Le 19, jour anniversaire de l’indépendance du pays vis-à-vis des Britanniques, les talibans annoncent la reformation de l’émirat islamique d’Afghanistan, fondé sur la charia. Une manifestation organisée à Kaboul par des femmes qui brandissent le drapeau afghan est violemment dispersée. Les jours précédents, des manifestations dans plusieurs villes du pays avaient fait l’objet d’une répression meurtrière.
Le 22, les talibans annoncent le lancement d’une offensive contre la vallée du Panshir, au nord-est de Kaboul, traditionnel bastion anti-talibans et dernière zone à leur résister, où s’est réfugié l’ancien vice-président du régime déchu Amrullah Saleh. Le Front national de résistance y est conduit par Ahmad Massoud, fils du commandant Ahmed Shah Massoud, héros de la lutte contre l’occupant soviétique, tué par Al-Qaida en septembre 2001.
Le 24, le G7 réuni en visioconférence sur l’initiative de Londres échoue à obtenir de Joe Biden le maintien de la présence des troupes américaines à l’aéroport de Kaboul au-delà du 31 août.
Le 26, deux attaques-suicides revendiquées par l’organisation État islamique au Khorassan (EI-K) provoquent la mort d’une centaine de personnes devant l’aéroport de Kaboul, dont treize militaires américains et deux soldats britanniques. L’EI-K affirme avoir visé un « rassemblement de traducteurs et de collaborateurs » de l’armée américaine.
Le 28, les États-Unis mènent une frappe de drone contre des membres de l’EI-K spécialisés dans les engins explosifs, dans la province de Nangarhar, dans l’est du pays. Ils annoncent la mort de deux djihadistes.
Les 28 et 29, des manifestants réclament la réouverture des banques. Celles-ci exigent préalablement le déblocage des fonds de la banque centrale gelés par les États-Unis.
Le 29, les Américains effectuent une nouvelle frappe de drone, près de l’aéroport de Kaboul, affirmant viser un véhicule conduit par un kamikaze de l’EI-K. Dix civils sont tués.
Le 29 également, une centaine de pays, dont les États-Unis, l’Allemagne, la France et le Royaume-Uni, mais pas la Chine ni la Russie, publient un communiqué commun dans lequel ils affirment avoir « reçu des garanties de la part des talibans que tous les ressortissants étrangers, ainsi que tout citoyen afghan disposant d’une autorisation de voyager émise par [leurs] pays sera autorisé […] à quitter le pays.
Le 30, les derniers soldats américains quittent le pays, vingt-quatre heures avant la date prévue.
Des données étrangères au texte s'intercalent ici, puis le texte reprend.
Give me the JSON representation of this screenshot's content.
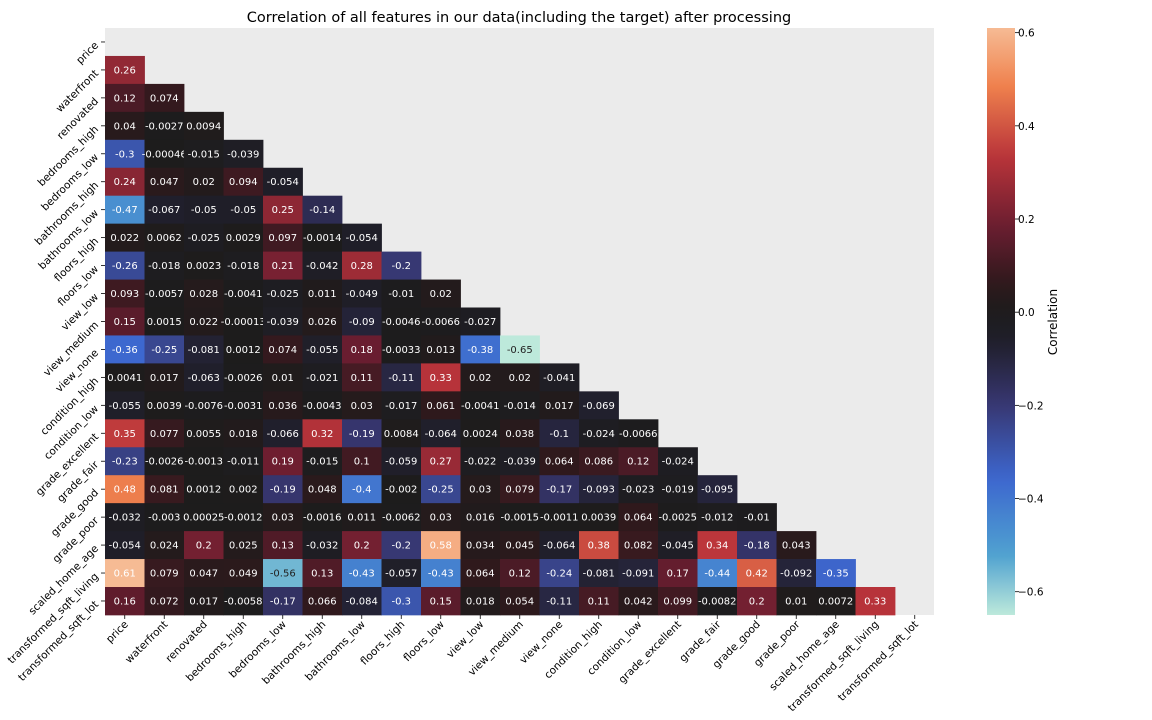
{
  "chart_data": {
    "type": "heatmap",
    "title": "Correlation of all features in our data(including the target) after processing",
    "features": [
      "price",
      "waterfront",
      "renovated",
      "bedrooms_high",
      "bedrooms_low",
      "bathrooms_high",
      "bathrooms_low",
      "floors_high",
      "floors_low",
      "view_low",
      "view_medium",
      "view_none",
      "condition_high",
      "condition_low",
      "grade_excellent",
      "grade_fair",
      "grade_good",
      "grade_poor",
      "scaled_home_age",
      "transformed_sqft_living",
      "transformed_sqft_lot"
    ],
    "mask": "upper-triangle-including-diagonal",
    "values": [
      [],
      [
        "0.26"
      ],
      [
        "0.12",
        "0.074"
      ],
      [
        "0.04",
        "-0.0027",
        "0.0094"
      ],
      [
        "-0.3",
        "-0.00046",
        "-0.015",
        "-0.039"
      ],
      [
        "0.24",
        "0.047",
        "0.02",
        "0.094",
        "-0.054"
      ],
      [
        "-0.47",
        "-0.067",
        "-0.05",
        "-0.05",
        "0.25",
        "-0.14"
      ],
      [
        "0.022",
        "0.0062",
        "-0.025",
        "0.0029",
        "0.097",
        "-0.0014",
        "-0.054"
      ],
      [
        "-0.26",
        "-0.018",
        "0.0023",
        "-0.018",
        "0.21",
        "-0.042",
        "0.28",
        "-0.2"
      ],
      [
        "0.093",
        "-0.0057",
        "0.028",
        "-0.0041",
        "-0.025",
        "0.011",
        "-0.049",
        "-0.01",
        "0.02"
      ],
      [
        "0.15",
        "0.0015",
        "0.022",
        "-0.00013",
        "-0.039",
        "0.026",
        "-0.09",
        "-0.0046",
        "-0.0066",
        "-0.027"
      ],
      [
        "-0.36",
        "-0.25",
        "-0.081",
        "0.0012",
        "0.074",
        "-0.055",
        "0.18",
        "-0.0033",
        "0.013",
        "-0.38",
        "-0.65"
      ],
      [
        "0.0041",
        "0.017",
        "-0.063",
        "-0.0026",
        "0.01",
        "-0.021",
        "0.11",
        "-0.11",
        "0.33",
        "0.02",
        "0.02",
        "-0.041"
      ],
      [
        "-0.055",
        "0.0039",
        "-0.0076",
        "-0.0031",
        "0.036",
        "-0.0043",
        "0.03",
        "-0.017",
        "0.061",
        "-0.0041",
        "-0.014",
        "0.017",
        "-0.069"
      ],
      [
        "0.35",
        "0.077",
        "0.0055",
        "0.018",
        "-0.066",
        "0.32",
        "-0.19",
        "0.0084",
        "-0.064",
        "0.0024",
        "0.038",
        "-0.1",
        "-0.024",
        "-0.0066"
      ],
      [
        "-0.23",
        "-0.0026",
        "-0.0013",
        "-0.011",
        "0.19",
        "-0.015",
        "0.1",
        "-0.059",
        "0.27",
        "-0.022",
        "-0.039",
        "0.064",
        "0.086",
        "0.12",
        "-0.024"
      ],
      [
        "0.48",
        "0.081",
        "0.0012",
        "0.002",
        "-0.19",
        "0.048",
        "-0.4",
        "-0.002",
        "-0.25",
        "0.03",
        "0.079",
        "-0.17",
        "-0.093",
        "-0.023",
        "-0.019",
        "-0.095"
      ],
      [
        "-0.032",
        "-0.003",
        "0.00025",
        "-0.0012",
        "0.03",
        "-0.0016",
        "0.011",
        "-0.0062",
        "0.03",
        "0.016",
        "-0.0015",
        "-0.0011",
        "0.0039",
        "0.064",
        "-0.0025",
        "-0.012",
        "-0.01"
      ],
      [
        "-0.054",
        "0.024",
        "0.2",
        "0.025",
        "0.13",
        "-0.032",
        "0.2",
        "-0.2",
        "0.58",
        "0.034",
        "0.045",
        "-0.064",
        "0.38",
        "0.082",
        "-0.045",
        "0.34",
        "-0.18",
        "0.043"
      ],
      [
        "0.61",
        "0.079",
        "0.047",
        "0.049",
        "-0.56",
        "0.13",
        "-0.43",
        "-0.057",
        "-0.43",
        "0.064",
        "0.12",
        "-0.24",
        "-0.081",
        "-0.091",
        "0.17",
        "-0.44",
        "0.42",
        "-0.092",
        "-0.35"
      ],
      [
        "0.16",
        "0.072",
        "0.017",
        "-0.0058",
        "-0.17",
        "0.066",
        "-0.084",
        "-0.3",
        "0.15",
        "0.018",
        "0.054",
        "-0.11",
        "0.11",
        "0.042",
        "0.099",
        "-0.0082",
        "0.2",
        "0.01",
        "0.0072",
        "0.33"
      ]
    ],
    "colormap": "icefire (centered at 0)",
    "vmin": -0.65,
    "vmax": 0.61,
    "colorbar": {
      "label": "Correlation",
      "ticks": [
        "0.6",
        "0.4",
        "0.2",
        "0.0",
        "−0.2",
        "−0.4",
        "−0.6"
      ]
    },
    "background_color": "#ebebeb"
  }
}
Les talibans saluent leur départ par des manifestations de liesse. Le Conseil de sécurité des Nations unies adopte une résolution demandant aux talibans de respecter leurs engagements « en ce qui concerne le départ d’Afghanistan en toute sécurité des Afghans et des ressortissants étrangers ». La Chine et la Russie s’abstiennent.
Le 31, dans une nouvelle allocution solennelle, Joe Biden se félicite du « succès extraordinaire » du pont aérien mis en place pour évacuer les civils et évoque la nécessité de « mettre un terme à une ère d’opérations militaires majeures » et de changer de stratégie face à la menace terroriste.